By: Ren Westerman
I often say that I absolutely despise writing characters from my own perspective. I feel as though it is a drab and rather boring approach to a story given that I perceive stories as adventures for both the reader and the writer. Simply said, it isn't much of an adventure if I already know every detail about my character and how they will react to various situations. For this reason I often challenge myself to a rather stubborn extent to never write my main characters through my own lens. This may seem confusing at first glance, but in a sense, I don't want to see myself in my own story, something which I honestly find challenging simply because it's 'my story,' so of course I'm going to see myself as a large part of it. It is that challenge which I've grown to crave and pursue to great lengths.

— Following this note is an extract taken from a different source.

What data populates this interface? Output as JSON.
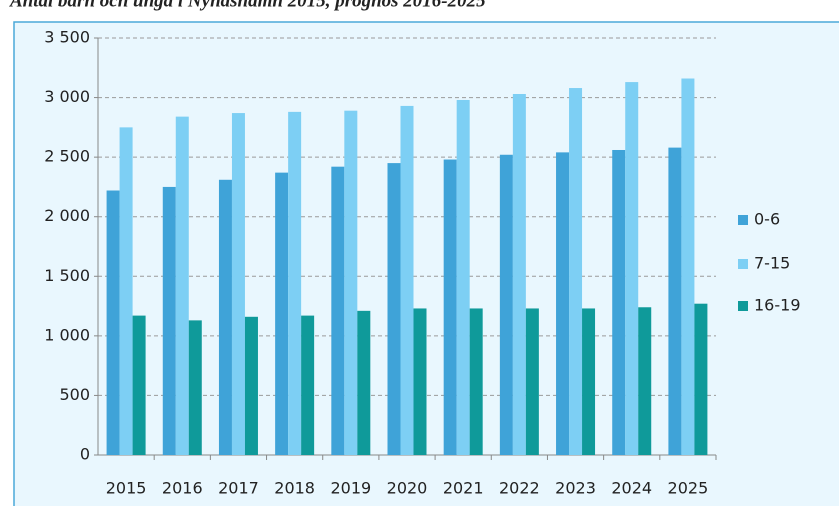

Perhaps my greatest inspiration behind this strive to challenge perspectives in writing came from a course I'd taken my first year at Adams State University. The course was ENG 203 Major Themes in Literature taught by Professor Aaron Abeyta. One of the discussions we had was in regards to three levels of the feminist approach to literature. I'll provide a link at the bottom of this post if you're interested in looking in depth at the levels, but for now I will focus primarily on the one that sparks my inspiration. The third level of the feminist approach to literature is the female approach. One of the ideas discussed was the idea that because we (the males in the class, including the professor) were males, we would never be able to write using the female approach. In a sense we were a graph which followed an asymptote (for sake of simplicity, an asymptote along either the x or y axis). The axes, our asymptotes, represent the female approach. Try and try and try as we might, we would never truly reach that approach. The logic behind this is that we have not, do not, and will not know what it is like to be female. Now this comes into a grey area with varying approaches to the concept of gender, but again for the sake of simplicity, a male will not know what it is like to be female, and vice versa. Essentially, males can write in the feminine and feminist approaches (the other two of the three levels), but they cannot write in the third, female, level. This concept doesn't need to strictly follow the distinction between male and female. The same logic applies that females will be able to write in a 'male' approach. And in a much broader sense, if you aren't _____, you cannot fully write from _____ perspective.
To this effect I've turned my attention to another view on literature and writing. While I might not be able to fully write through particular perspectives, I am however able to learn about them and advocate for them. In a three level system, this approach gives meaning to the first two of the three levels which can be attained by anyone. Again I will provide a link at the end of the post for greater explanation on the following subject, for now I'll give a brief explanation. This approach which I've become accustomed to follows the stages of cultural competency. In this system there are six stages ranging from destruction to advocacy. This system doesn't follow a "you start at the bottom and rise to the top" philosophy. This is due to the first stage of cultural competency being the destruction of another culture. More often than not, especially in the current generations, most individuals fall into the third level of cultural competency which is blindness. This stage is unbiased in that traits of an individual such as race, sex, gender, color, ethnicity, etcetera do not make much of a difference in the development of opinions. I like to think of it as an "ignorance is bliss" approach. It has good intentions, but it still has potentially harmful side effects. I suppose in regards to the graph analogy, the blindness stage is in the curve of the graph before the graph starts to approach the asymptote along the axis. There isn't much influence one way or the other. It is in the following three levels that an individual begins to approach the axis and come closer and closer to being able to advocate for a particular perspective. As an individual becomes more knowledgeable and familiar with a culture, as they seek to obtain said knowledge, as they become familiar with the pros and cons of diversity in culture, and as they begin to accept and develop a respect for a particular culture, then they reach the sixth level of cultural competence, proficiency. Proficiency is essentially the equivalent to the feminist approach in the above discussion of the feminine, feminist, and female approaches. This is that never-ending stretch where you're so close to being able to truly see, write, elaborate, speak, and understand from a particular perspective.
It is through these stages of developing cultural proficiency that I find a purpose behind writing outside of my own perspective. Even though I may never be able to truly write from a particular perspective, I want to strive to familiarize myself as much as possible to the extent that I can come as close as I can possibly manage. I want to get to know my characters. I want to understand them. I want them to teach me as they live their lives from chapter to chapter. I've mentioned in an earlier post that I use writing to make sense of the world around me. And now you've gotten to know a little more about my character.